Under past governments, health funds were channeled to the states. The system was riddled with corruption and also had profound design problems. One terrible example was the Seguro Popular, ostensibly a universal public health care program, which emerged from the desktop computer of Julio Frenk (today chancellor of the Universidad de Miami). The program had no operational knowledge about the great diversity of Mexico’s regions and ethnic groups. It might have been designed from the air by drones! Little of the money got to the people.

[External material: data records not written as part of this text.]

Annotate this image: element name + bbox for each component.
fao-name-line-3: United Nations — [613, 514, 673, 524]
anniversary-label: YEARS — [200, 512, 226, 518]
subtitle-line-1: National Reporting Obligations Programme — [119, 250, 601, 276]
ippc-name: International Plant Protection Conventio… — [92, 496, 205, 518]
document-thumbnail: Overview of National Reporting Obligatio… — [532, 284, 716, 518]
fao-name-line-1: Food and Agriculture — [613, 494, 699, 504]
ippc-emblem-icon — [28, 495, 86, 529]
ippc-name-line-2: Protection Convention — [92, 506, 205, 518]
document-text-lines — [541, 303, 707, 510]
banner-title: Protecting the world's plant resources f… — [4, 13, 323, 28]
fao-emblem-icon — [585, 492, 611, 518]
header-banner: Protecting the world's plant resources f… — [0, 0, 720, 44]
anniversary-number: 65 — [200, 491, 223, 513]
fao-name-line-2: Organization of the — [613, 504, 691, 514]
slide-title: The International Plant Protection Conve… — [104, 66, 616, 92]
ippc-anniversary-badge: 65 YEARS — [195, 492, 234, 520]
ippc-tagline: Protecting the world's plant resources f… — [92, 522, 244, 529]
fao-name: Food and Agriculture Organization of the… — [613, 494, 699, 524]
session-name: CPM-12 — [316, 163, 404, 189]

AMLO believes a strong central government manages the money and financing of health services better than the states, but health planning and programming must be local because conditions and populations vary in different parts of the country. In other words, the legal framework and funding stream must be centralized, but the operational side must be localized. Still, we need much more discussion on the ground as to what this should look like.

The domestic production of essential medicines and medical devices must also increase. Mexico’s health economy needs to be more self-sufficient to avoid the extortionist prices charged by foreign companies. Recently, AMLO announced a national mega-pharmacy that can supply the drugs that people need.

Most importantly, the healthcare focus will shift to primary healthcare and community action, as was proposed in the 1978 Alma Ata Declaration of the World Health Organization. That is, it will prioritize prevention. Public health initiatives will address infectious diseases, diabetes, heart disease, TB, and respiratory problems.

So, is health care a human right or a privilege? Do you have hope that AMLO’s promises can be fulfilled under a new president?

The market system operates to make health care a privilege granted to those who can pay. The Morena government believes that it is their duty to create the conditions for the well-being of the entire population.

Morena’s candidate, Claudia Sheinbaum, may well become president in 2024. The opposition, which wants to copy the US system, has been discredited and is not taken seriously. With her scientific background, Claudia will get the research done and collect the data to ensure that the people’s voices drive all plans to improve the population’s health and to provide free and accessible care.

However, the Business Coordinating Council (CCR) has already proposed a different model, “A Better Mexico for All,” that would continue promoting private health insurance, as in the US. And so, until the election, the matter is still up in the air.